Nozibusiso Sivalo also welcomed the new law as progressive.

“Some of the changes to the Marriage Act are very good considering that chiefs are now allowed to solemnise marriages,” she said.

“This will cut on costs for people looking for marriage officers as they are no longer restricted to pastors and magistrates. The fact that customary marriages can be converted into civil marriages is also good because people have been incurring expenses but now no one has to part with money for that.”

However, Mkhululi Tshuma said although some provisions of the Act were progressive like allowing only those over 18 years into marriages, provisions like the recognition of civil partnerships would be problematic.

“The act has now given small houses a form of recognition,” he said.

“Many families may be affected by that provision. The scrapping of lobola in civil marriages is another challenge. It trivializes the marriage institution and will likely lead to fights within the family institutions.”

He added: “Imagine someone marrying your daughter without your consent or knowledge at all! It means two young people can drag each other to the magistrate, and get married and you as a parent cannot do anything to stop them. What kind of a relationship will come out of that? There will likely be an increase in the resentment of the son-in-law.”

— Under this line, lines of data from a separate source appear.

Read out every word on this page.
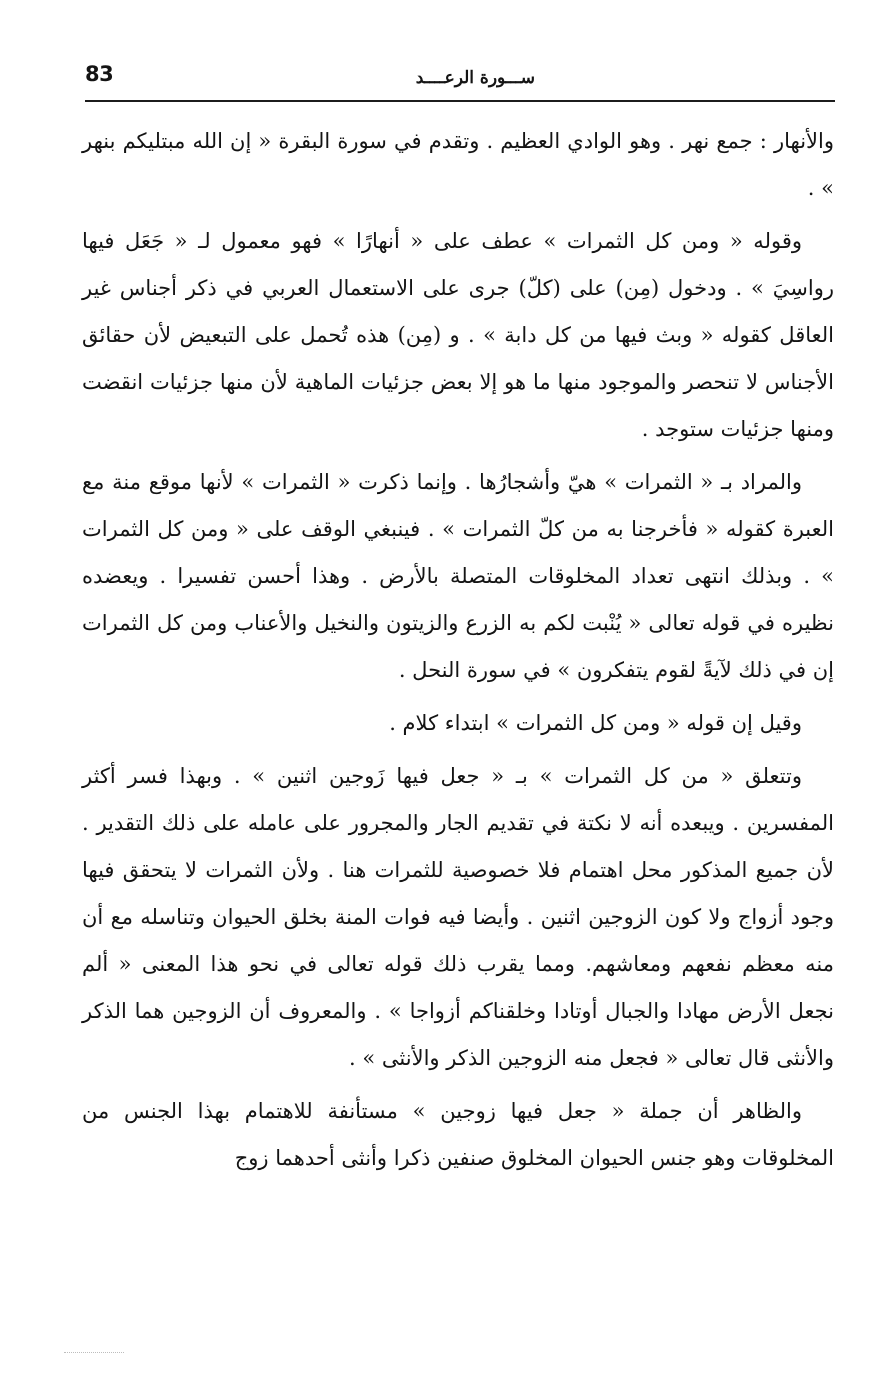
83	ســـورة الرعــــد

والأنهار : جمع نهر . وهو الوادي العظيم . وتقدم في سورة البقرة « إن الله مبتليكم بنهر » .

وقوله « ومن كل الثمرات » عطف على « أنهارًا » فهو معمول لـ « جَعَل فيها رواسِيَ » . ودخول (مِن) على (كلّ) جرى على الاستعمال العربي في ذكر أجناس غير العاقل كقوله « وبث فيها من كل دابة » . و (مِن) هذه تُحمل على التبعيض لأن حقائق الأجناس لا تنحصر والموجود منها ما هو إلا بعض جزئيات الماهية لأن منها جزئيات انقضت ومنها جزئيات ستوجد .

والمراد بـ « الثمرات » هيّ وأشجارُها . وإنما ذكرت « الثمرات » لأنها موقع منة مع العبرة كقوله « فأخرجنا به من كلّ الثمرات » . فينبغي الوقف على « ومن كل الثمرات » . وبذلك انتهى تعداد المخلوقات المتصلة بالأرض . وهذا أحسن تفسيرا . ويعضده نظيره في قوله تعالى « يُنْبت لكم به الزرع والزيتون والنخيل والأعناب ومن كل الثمرات إن في ذلك لآيةً لقوم يتفكرون » في سورة النحل .

وقيل إن قوله « ومن كل الثمرات » ابتداء كلام .

وتتعلق « من كل الثمرات » بـ « جعل فيها زَوجين اثنين » . وبهذا فسر أكثر المفسرين . ويبعده أنه لا نكتة في تقديم الجار والمجرور على عامله على ذلك التقدير . لأن جميع المذكور محل اهتمام فلا خصوصية للثمرات هنا . ولأن الثمرات لا يتحقق فيها وجود أزواج ولا كون الزوجين اثنين . وأيضا فيه فوات المنة بخلق الحيوان وتناسله مع أن منه معظم نفعهم ومعاشهم. ومما يقرب ذلك قوله تعالى في نحو هذا المعنى « ألم نجعل الأرض مهادا والجبال أوتادا وخلقناكم أزواجا » . والمعروف أن الزوجين هما الذكر والأنثى قال تعالى « فجعل منه الزوجين الذكر والأنثى » .

والظاهر أن جملة « جعل فيها زوجين » مستأنفة للاهتمام بهذا الجنس من المخلوقات وهو جنس الحيوان المخلوق صنفين ذكرا وأنثى أحدهما زوج
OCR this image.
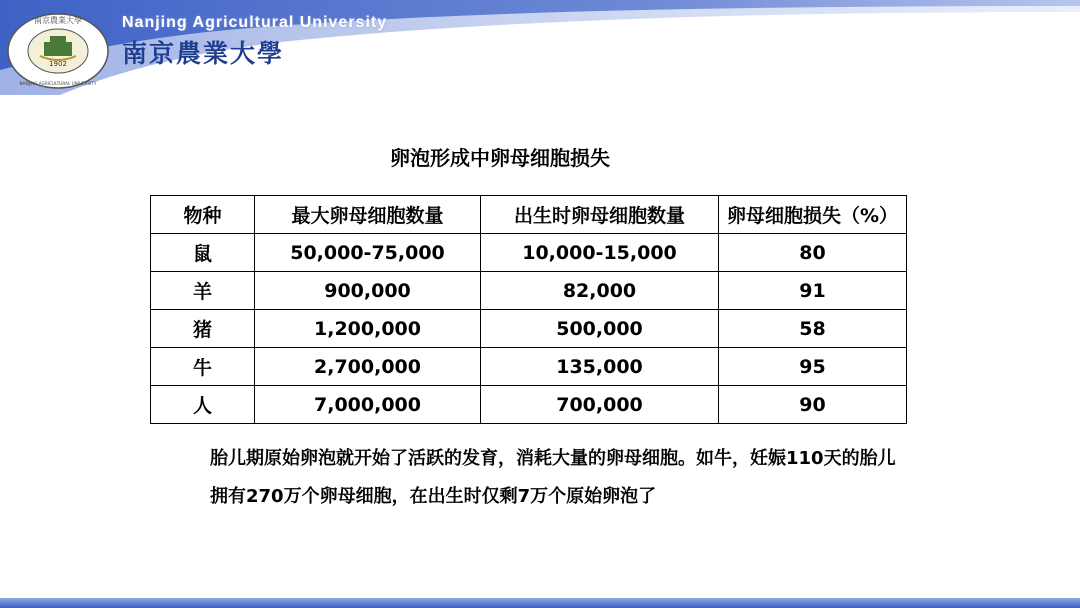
1902
南京農業大學
NANJING AGRICULTURAL UNIVERSITY
Nanjing Agricultural University
南京農業大學
卵泡形成中卵母细胞损失
物种	最大卵母细胞数量	出生时卵母细胞数量	卵母细胞损失（%）
鼠	50,000-75,000	10,000-15,000	80
羊	900,000	82,000	91
猪	1,200,000	500,000	58
牛	2,700,000	135,000	95
人	7,000,000	700,000	90
胎儿期原始卵泡就开始了活跃的发育，消耗大量的卵母细胞。如牛，妊娠110天的胎儿拥有270万个卵母细胞，在出生时仅剩7万个原始卵泡了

Mthulisi Ncube also expressed reservations about some provisions of the Act.

“This law I don’t think is for us black people because it does away with our beliefs, looking at the marriage institution,” he said.

“When a man marries a woman the man is the one in charge because he goes to the wife’s family to request for marriage, the woman then becomes his wife. The wife then adopts the husband’s surname and the children become his by virtue of the surname.”

He explained further: “When the new law now says both a husband and wife have equal rights to children it then boggles the mind whose surname is going to be adopted by children since we are now equal. Who is now going to look after the children since we are now equals?”